A refinement of Betti numbers and homology in the presence of a continuous function, II: The case of an angle-valued map

Abstract

For $f:X\to {\mathbb{S}}^1$ a continuous angle-valued map defined on a compact ANR $X$, $\kappa$ a field and any integer $r\ge 0$, one proposes a refinement ${\delta }_r^f$ of the Novikov–Betti numbers of the pair $\left(X,{\xi }_f\right)$ and a refinement ${\widehat{\delta }}_r^f$ of the Novikov homology of $\left(X,{\xi }_f\right)$, where ${\xi }_f$ denotes the integral degree one cohomology class represented by $f$. The refinement ${\delta }_r^f$ is a configuration of points, with multiplicity located in ${ℝ}^2∕\mathbb{Z}$ identified to $ℂ\setminus 0$, whose total cardinality is the $r^{\text{ th}}$ Novikov–Betti number of the pair. The refinement ${\widehat{\delta }}_r^f$ is a configuration of submodules of the $r^{\text{ th}}$ Novikov homology whose direct sum is isomorphic to the Novikov homology and with the same support as of ${\delta }_r^f$. When $\kappa =ℂ$, the configuration ${\widehat{\delta }}_r^f$ is convertible into a configuration of mutually orthogonal closed Hilbert submodules of the $L_2$–homology of the infinite cyclic cover of $X$ defined by $f$, which is an $L^{\infty }\left({\mathbb{S}}^1\right)$–Hilbert module.

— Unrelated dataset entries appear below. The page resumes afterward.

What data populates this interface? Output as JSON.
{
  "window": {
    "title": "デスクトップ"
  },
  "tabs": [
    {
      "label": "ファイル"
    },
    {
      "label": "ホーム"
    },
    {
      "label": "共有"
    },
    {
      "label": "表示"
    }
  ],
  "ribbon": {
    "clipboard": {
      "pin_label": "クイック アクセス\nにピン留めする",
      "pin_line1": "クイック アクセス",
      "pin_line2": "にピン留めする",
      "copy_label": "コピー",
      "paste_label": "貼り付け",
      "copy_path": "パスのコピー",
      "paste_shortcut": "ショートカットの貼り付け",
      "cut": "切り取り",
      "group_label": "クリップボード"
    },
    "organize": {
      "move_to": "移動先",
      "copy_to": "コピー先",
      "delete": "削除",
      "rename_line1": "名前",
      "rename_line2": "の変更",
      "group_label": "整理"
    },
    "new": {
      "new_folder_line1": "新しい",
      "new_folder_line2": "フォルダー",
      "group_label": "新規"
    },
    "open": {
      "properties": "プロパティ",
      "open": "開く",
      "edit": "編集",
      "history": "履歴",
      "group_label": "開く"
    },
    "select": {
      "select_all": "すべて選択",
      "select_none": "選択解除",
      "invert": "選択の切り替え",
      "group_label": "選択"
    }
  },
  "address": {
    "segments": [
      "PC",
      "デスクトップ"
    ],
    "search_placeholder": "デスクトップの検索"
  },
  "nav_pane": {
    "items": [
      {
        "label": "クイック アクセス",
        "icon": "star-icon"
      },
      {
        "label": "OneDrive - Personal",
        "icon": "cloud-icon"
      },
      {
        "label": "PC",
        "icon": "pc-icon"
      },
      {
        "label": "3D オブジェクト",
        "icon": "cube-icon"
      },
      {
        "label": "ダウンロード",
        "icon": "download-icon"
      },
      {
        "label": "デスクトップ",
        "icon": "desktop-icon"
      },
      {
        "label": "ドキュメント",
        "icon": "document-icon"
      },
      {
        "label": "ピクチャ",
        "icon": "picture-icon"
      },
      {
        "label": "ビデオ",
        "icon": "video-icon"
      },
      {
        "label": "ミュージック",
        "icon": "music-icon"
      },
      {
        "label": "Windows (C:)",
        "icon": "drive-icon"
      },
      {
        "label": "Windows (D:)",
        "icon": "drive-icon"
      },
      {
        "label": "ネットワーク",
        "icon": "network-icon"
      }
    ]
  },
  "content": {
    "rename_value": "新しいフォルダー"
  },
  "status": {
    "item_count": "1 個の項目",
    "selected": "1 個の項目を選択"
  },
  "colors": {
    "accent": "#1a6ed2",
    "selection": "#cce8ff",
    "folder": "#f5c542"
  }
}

One discusses the properties of these configurations, namely robustness with respect to continuous perturbation of the angle-values map and the Poincaré duality and one derives some computational applications in topology. The main results parallel the results for the case of real-valued map but with Novikov homology and Novikov–Betti numbers replacing standard homology and standard Betti numbers.